Our lot is really strange. We live in a ravine. Pretty much, the roof of our house is at street level. We have the steep, scary driveway, and our front yard consists of a huge multi-leved limestone terraced flower bed that faces our house. It would really be a beautiful feature if someone had the time and/or energy and/or motivation to deal with it, but I don't so it looks like crap.

So anyway, I put off yardwork pretty much all summer. Mario did some barebones mowing, but otherwise, we let the weeds take over. We live on a wooded lot, so a weed filled flowerbed pretty much just blends in with the surroundings (at least that's what I tell myself to justify my laziness)

But yesterday I decided to finally attack the weeds, or at least clear them away enough to make way for the new mulch. What we do at our house of 8 gazillion oak trees is shred the leaves with the mower and use the shredded leaves for mulch in the flower beds(this year we got a leaf shredder so I'm actually kind of excited about that) I'm very happy with the oak leaf mulch idea because it is super free, we don't have to worry about disposing of our leaves, and if more leaves get blown into the flower beds during the winter, I don't have to rake them out in the spring. They match!

I pulled out the dead day lillies and hostas and weeds in about half of the terraced area. I was trying to untangle the vines and vines of wild black raspberry that grows everywhere and it was making me crazy.
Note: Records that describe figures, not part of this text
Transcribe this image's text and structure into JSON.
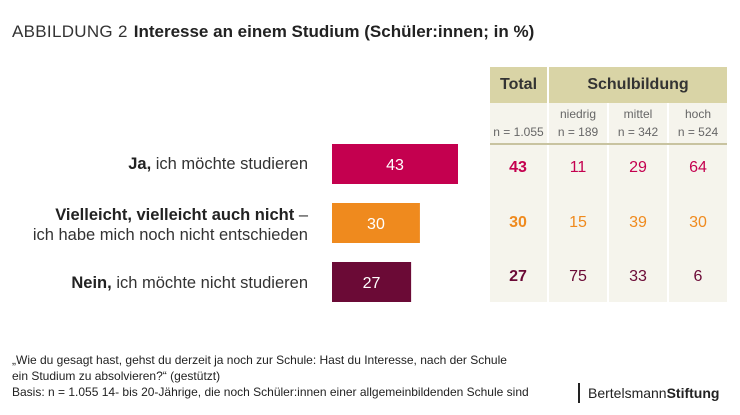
{
  "title": {
    "figure_label": "ABBILDUNG 2",
    "text": "Interesse an einem Studium (Schüler:innen; in %)"
  },
  "table": {
    "total_header": "Total",
    "group_header": "Schulbildung",
    "subcols": [
      {
        "label": "",
        "n": "n = 1.055"
      },
      {
        "label": "niedrig",
        "n": "n = 189"
      },
      {
        "label": "mittel",
        "n": "n = 342"
      },
      {
        "label": "hoch",
        "n": "n = 524"
      }
    ]
  },
  "rows": [
    {
      "label_bold": "Ja,",
      "label_rest": "ich möchte studieren",
      "label_line2": ""
    },
    {
      "label_bold": "Vielleicht, vielleicht auch nicht",
      "label_rest": "–",
      "label_line2": "ich habe mich noch nicht entschieden"
    },
    {
      "label_bold": "Nein,",
      "label_rest": "ich möchte nicht studieren",
      "label_line2": ""
    }
  ],
  "chart_data": {
    "type": "bar",
    "title": "Interesse an einem Studium (Schüler:innen; in %)",
    "categories": [
      "Ja, ich möchte studieren",
      "Vielleicht, vielleicht auch nicht – ich habe mich noch nicht entschieden",
      "Nein, ich möchte nicht studieren"
    ],
    "values": [
      43,
      30,
      27
    ],
    "colors": [
      "#c4004f",
      "#ef8a1e",
      "#6b0a36"
    ],
    "table_values": [
      {
        "total": "43",
        "niedrig": "11",
        "mittel": "29",
        "hoch": "64"
      },
      {
        "total": "30",
        "niedrig": "15",
        "mittel": "39",
        "hoch": "30"
      },
      {
        "total": "27",
        "niedrig": "75",
        "mittel": "33",
        "hoch": "6"
      }
    ]
  },
  "footnote": {
    "line1": "„Wie du gesagt hast, gehst du derzeit ja noch zur Schule: Hast du Interesse, nach der Schule",
    "line2": "ein Studium zu absolvieren?“ (gestützt)",
    "line3": "Basis: n = 1.055 14- bis 20-Jährige, die noch Schüler:innen einer allgemeinbildenden Schule sind"
  },
  "brand": {
    "part1": "Bertelsmann",
    "part2": "Stiftung"
  }
}
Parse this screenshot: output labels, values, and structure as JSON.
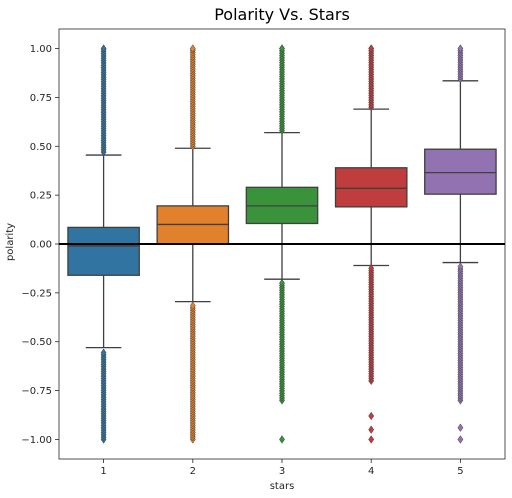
{
  "chart_data": {
    "type": "box",
    "title": "Polarity Vs. Stars",
    "xlabel": "stars",
    "ylabel": "polarity",
    "categories": [
      "1",
      "2",
      "3",
      "4",
      "5"
    ],
    "ylim": [
      -1.1,
      1.1
    ],
    "yticks": [
      -1.0,
      -0.75,
      -0.5,
      -0.25,
      0.0,
      0.25,
      0.5,
      0.75,
      1.0
    ],
    "ytick_labels": [
      "−1.00",
      "−0.75",
      "−0.50",
      "−0.25",
      "0.00",
      "0.25",
      "0.50",
      "0.75",
      "1.00"
    ],
    "reference_line": 0.0,
    "grid": false,
    "boxes": [
      {
        "category": "1",
        "color": "#3274a1",
        "q1": -0.16,
        "median": -0.01,
        "q3": 0.085,
        "whisker_low": -0.53,
        "whisker_high": 0.455,
        "outliers_high_range": [
          0.47,
          1.0
        ],
        "outliers_low_range": [
          -1.0,
          -0.545
        ]
      },
      {
        "category": "2",
        "color": "#e1812c",
        "q1": 0.0,
        "median": 0.1,
        "q3": 0.195,
        "whisker_low": -0.295,
        "whisker_high": 0.49,
        "outliers_high_range": [
          0.5,
          1.0
        ],
        "outliers_low_range": [
          -1.0,
          -0.305
        ]
      },
      {
        "category": "3",
        "color": "#3a923a",
        "q1": 0.105,
        "median": 0.195,
        "q3": 0.29,
        "whisker_low": -0.18,
        "whisker_high": 0.57,
        "outliers_high_range": [
          0.58,
          1.0
        ],
        "outliers_low_range": [
          -0.8,
          -0.19
        ],
        "extra_low_outliers": [
          -1.0
        ]
      },
      {
        "category": "4",
        "color": "#c03d3e",
        "q1": 0.19,
        "median": 0.285,
        "q3": 0.39,
        "whisker_low": -0.11,
        "whisker_high": 0.69,
        "outliers_high_range": [
          0.7,
          1.0
        ],
        "outliers_low_range": [
          -0.7,
          -0.12
        ],
        "extra_low_outliers": [
          -0.88,
          -0.95,
          -1.0
        ]
      },
      {
        "category": "5",
        "color": "#9372b2",
        "q1": 0.255,
        "median": 0.365,
        "q3": 0.485,
        "whisker_low": -0.095,
        "whisker_high": 0.835,
        "outliers_high_range": [
          0.845,
          1.0
        ],
        "outliers_low_range": [
          -0.8,
          -0.105
        ],
        "extra_low_outliers": [
          -0.94,
          -1.0
        ]
      }
    ]
  }
}
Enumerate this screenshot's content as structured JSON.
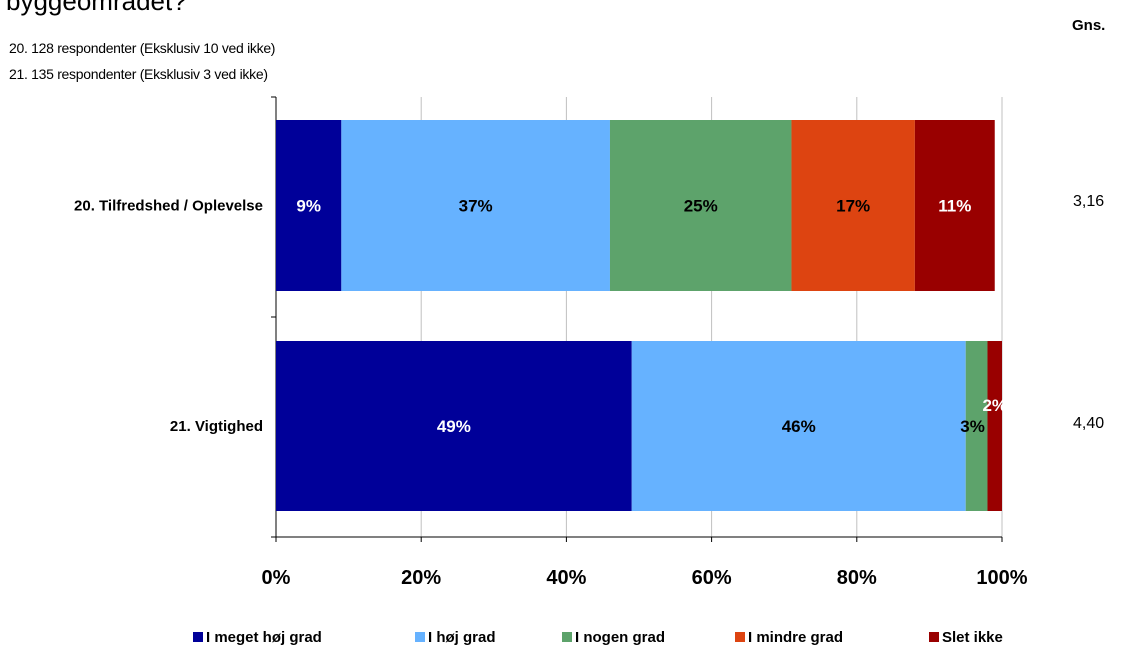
{
  "title": "byggeområdet?",
  "respondent_notes": [
    "20. 128 respondenter (Eksklusiv 10 ved ikke)",
    "21. 135 respondenter (Eksklusiv 3 ved ikke)"
  ],
  "gns": {
    "header": "Gns.",
    "values": [
      "3,16",
      "4,40"
    ]
  },
  "chart_data": {
    "type": "bar",
    "orientation": "horizontal",
    "stacked": "percent",
    "categories": [
      "20. Tilfredshed / Oplevelse",
      "21. Vigtighed"
    ],
    "series": [
      {
        "name": "I meget høj grad",
        "color": "#000099",
        "values": [
          9,
          49
        ],
        "labels": [
          "9%",
          "49%"
        ]
      },
      {
        "name": "I høj grad",
        "color": "#66B2FF",
        "values": [
          37,
          46
        ],
        "labels": [
          "37%",
          "46%"
        ]
      },
      {
        "name": "I nogen grad",
        "color": "#5DA36B",
        "values": [
          25,
          3
        ],
        "labels": [
          "25%",
          "3%"
        ]
      },
      {
        "name": "I mindre grad",
        "color": "#DD4411",
        "values": [
          17,
          0
        ],
        "labels": [
          "17%",
          ""
        ]
      },
      {
        "name": "Slet ikke",
        "color": "#990000",
        "values": [
          11,
          2
        ],
        "labels": [
          "11%",
          "2%"
        ]
      }
    ],
    "x_ticks": [
      "0%",
      "20%",
      "40%",
      "60%",
      "80%",
      "100%"
    ],
    "xlim": [
      0,
      100
    ],
    "grid": true,
    "legend_position": "bottom"
  }
}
It was all looped into these awful thorny bushes the previous owner planted. Those bushes kept grabbing at me and finally I just grabbed the hacksaw and cut them all down. I felt very she-woman, but I know they'll just grow back to torment me next year.

Today I cleared out the other half, and it sucked. Whoever planned out the terracing was real stupid because there is no way to access most of this without doing some billygoat-ish type of climbing. Anyway, with my climbing, I climbed headfirst into a big cockleburr plant.

My whole head was covered in burrs, but I kept going. I knew if I stopped that I would never go back out to finish it so I just kept going, Medusa hair and all. A couple of hours later, I finally called it quits and went in to take a shower.

Those little suckers (literally) wouldn't come out! My head was a bird's nest of burrs and matted hair. I was very frustrated and near tears, and this close to just grabbing the scissors and going for the Kate Gosselin look when I decided to check online for other options.

There were many sites about getting burrs out of hair...no make that fur. It talked a lot about dogs with burrs, but I figured it was probably good enough. They recommeneded olive oil. So I oiled up my hair, and the burrs came out like that. Awesome. I rewashed my hair again, but I still kind of smell like olive oil. My Sicilian husband is bound to find me irresistable, eh?

1 comment:

  1. I poured a little olive oil into a pan yesterday and got bumped by a running child, so I smeared all the excess into my hands and up my arms and into my elbows. I smelled delicious all night.